I love hand cut fries. I had some shoestrings the other day, and they were great. I realized I had only had hand cut fresh one other time. Any thoughts? The previous time was in Portland Or. and they were soggy and limp. This time it was in one of the now common high end burger joints. The only thing on the menu that got fried were the potatoes, so maybe dirty oil or lower fryer temps were to blame. These recent ones were at 4 Burgers in Cambridge, MA.

    6 Replies so Far

    1. Just off the top of my head, I'm gonna hazard a guess that they're rare because they're a whole lot of work. Quarter-inch square is fairly easy to hand-cut, and you can use one of those old manual machines and nobody need be the wiser. Shoestrings on the other hand are tedious in the extreme with a knife, and while there might be cutters for those that fit the old machines I haven't seen any.

      These really need the proper Belgian treatment, too, with double frying. There's a reason why these are the pride of a good French bistro but hard to find in a burger joint; it's a combination of hard to do and expensive to do.

        1. re: Will Owen

          Right. As Will basically said 1) fries need to be double-fried to avoid limpness and 2) I doubt the lack of, uh, hand cut-ness had anything to do with the quality of this or the last batch you had. Shoestrings are very thin and it would take a whole lotta work to make them with just a knife when the patron isn't going to notice the difference anyway.

            1. re: PegS

              Yes. We had some shoestring fries at Noir in Pasadena a few weeks ago, and while they had an excellent flavor they were EXACTLY like shoestrings, only not so chewy. They were stuffed into a little pot like a bunch of toothpicks, but they kinda slumped over the sides of it instead of standing tall. Very odd, and I'm sure it was entirely due to a single trip through the fryer.

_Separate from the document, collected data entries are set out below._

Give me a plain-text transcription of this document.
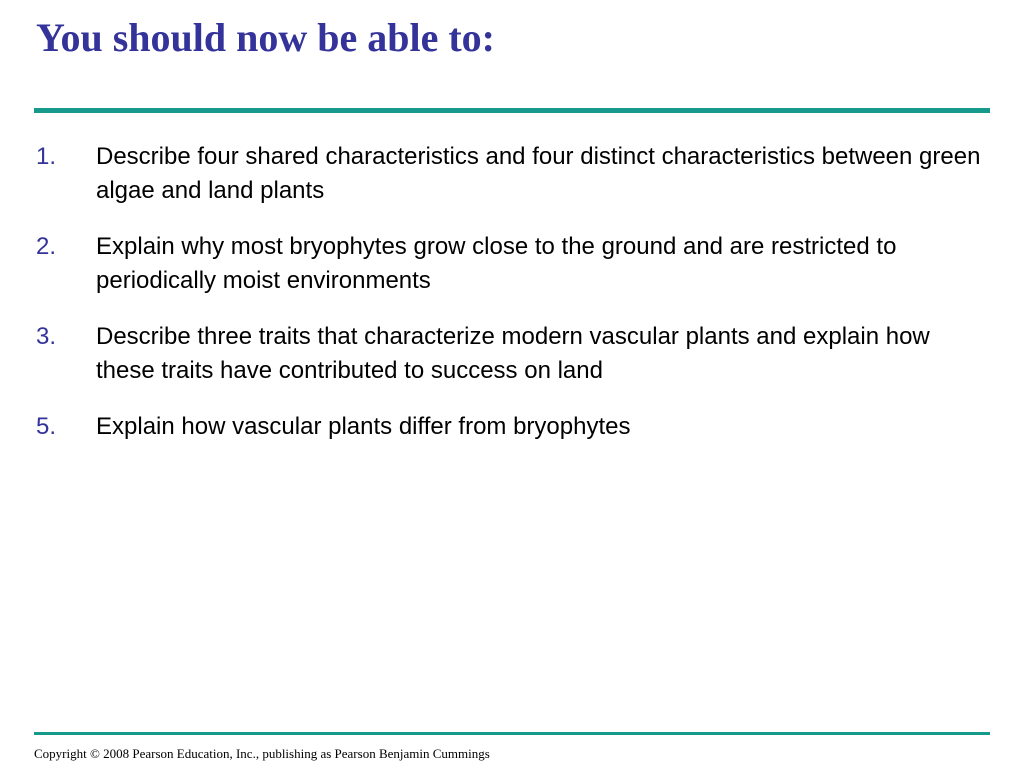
You should now be able to:
1. Describe four shared characteristics and four distinct characteristics between green algae and land plants
2. Explain why most bryophytes grow close to the ground and are restricted to periodically moist environments
3. Describe three traits that characterize modern vascular plants and explain how these traits have contributed to success on land
5. Explain how vascular plants differ from bryophytes

Copyright © 2008 Pearson Education, Inc., publishing as Pearson Benjamin Cummings
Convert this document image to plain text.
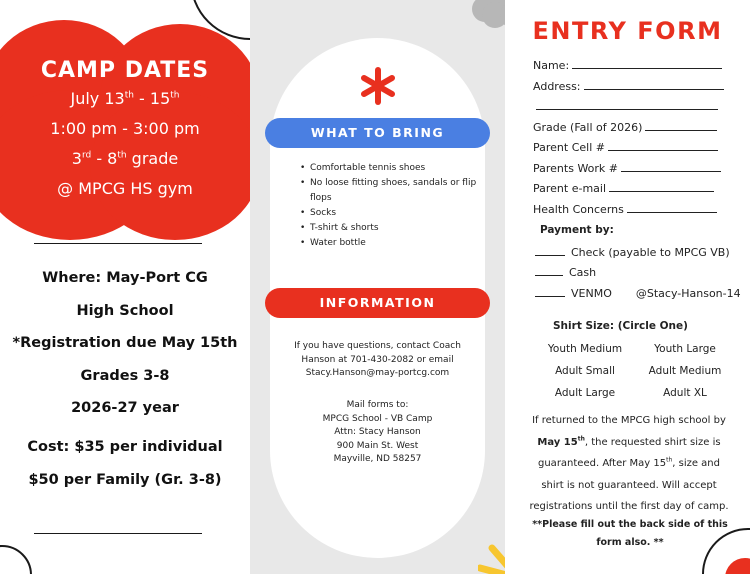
CAMP DATES
July 13th - 15th
1:00 pm - 3:00 pm
3rd - 8th grade
@ MPCG HS gym
Where: May-Port CG
High School
*Registration due May 15th
Grades 3-8
2026-27 year
Cost: $35 per individual
$50 per Family (Gr. 3-8)
WHAT TO BRING
• Comfortable tennis shoes
• No loose fitting shoes, sandals or flip flops
• Socks
• T-shirt & shorts
• Water bottle
INFORMATION
If you have questions, contact Coach
Hanson at 701-430-2082 or email
Stacy.Hanson@may-portcg.com
Mail forms to:
MPCG School - VB Camp
Attn: Stacy Hanson
900 Main St. West
Mayville, ND 58257
ENTRY FORM
Name:
Address:
Grade (Fall of 2026)
Parent Cell #
Parents Work #
Parent e-mail
Health Concerns
Payment by:
Check (payable to MPCG VB)
Cash
VENMO @Stacy-Hanson-14
Shirt Size: (Circle One)
Youth Medium	Youth Large
Adult Small	Adult Medium
Adult Large	Adult XL
If returned to the MPCG high school by
May 15th, the requested shirt size is
guaranteed. After May 15th, size and
shirt is not guaranteed. Will accept
registrations until the first day of camp.
**Please fill out the back side of this
form also. **
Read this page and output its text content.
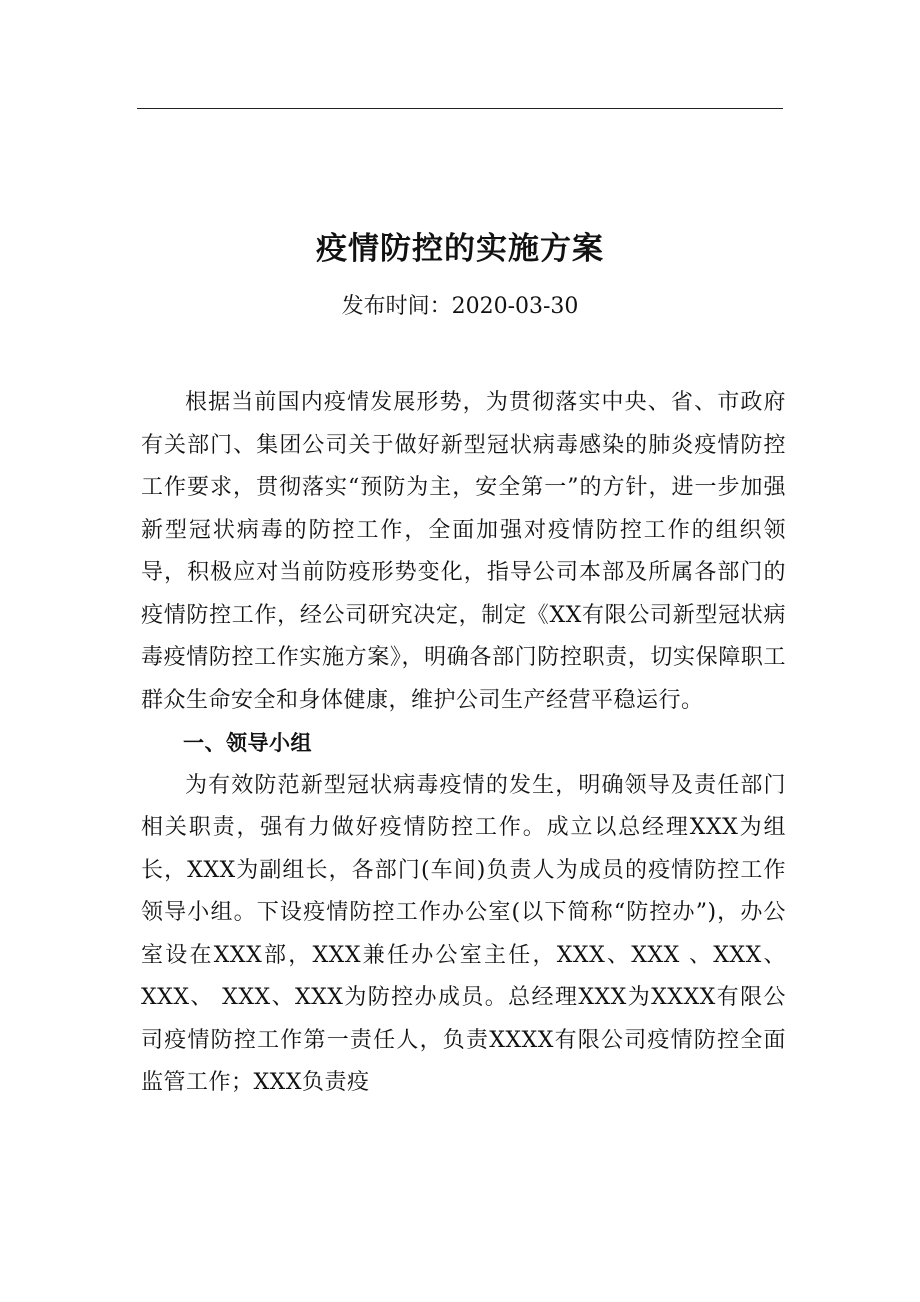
疫情防控的实施方案
发布时间：2020-03-30

根据当前国内疫情发展形势，为贯彻落实中央、省、市政府有关部门、集团公司关于做好新型冠状病毒感染的肺炎疫情防控工作要求，贯彻落实“预防为主，安全第一”的方针，进一步加强新型冠状病毒的防控工作，全面加强对疫情防控工作的组织领导，积极应对当前防疫形势变化，指导公司本部及所属各部门的疫情防控工作，经公司研究决定，制定《XX有限公司新型冠状病毒疫情防控工作实施方案》，明确各部门防控职责，切实保障职工群众生命安全和身体健康，维护公司生产经营平稳运行。

一、领导小组

为有效防范新型冠状病毒疫情的发生，明确领导及责任部门相关职责，强有力做好疫情防控工作。成立以总经理XXX为组长，XXX为副组长，各部门(车间)负责人为成员的疫情防控工作领导小组。下设疫情防控工作办公室(以下简称“防控办”)，办公室设在XXX部，XXX兼任办公室主任，XXX、XXX 、XXX、 XXX、 XXX、XXX为防控办成员。总经理XXX为XXXX有限公司疫情防控工作第一责任人，负责XXXX有限公司疫情防控全面监管工作；XXX负责疫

              • re: Will Owen

                A mandoline with a julienne cutter is perfect for making shoe string fries. And they come out perfect with a single frying if the oil is hot enough and you don't overload the fryer. Maybe that's because my shoestring fries are pretty thin (about 1/8 inch). A bit thicker and double frying might be necessary.

                  1. re: Zeldog

                    I'd double-fry them just to get them perfectly crisp without burning them. The ones at Noir were almost black; the perfect ones at Saint-Amour in Culver City were a perfect gold, perfectly dry, and perfectly crisp even after they'd gotten cold. Guess which ones I'm getting again.

                  2. I think that the reason we see these so infrequently is that they cool down very quickly, due to their thinness, and most diners do not want cool fries.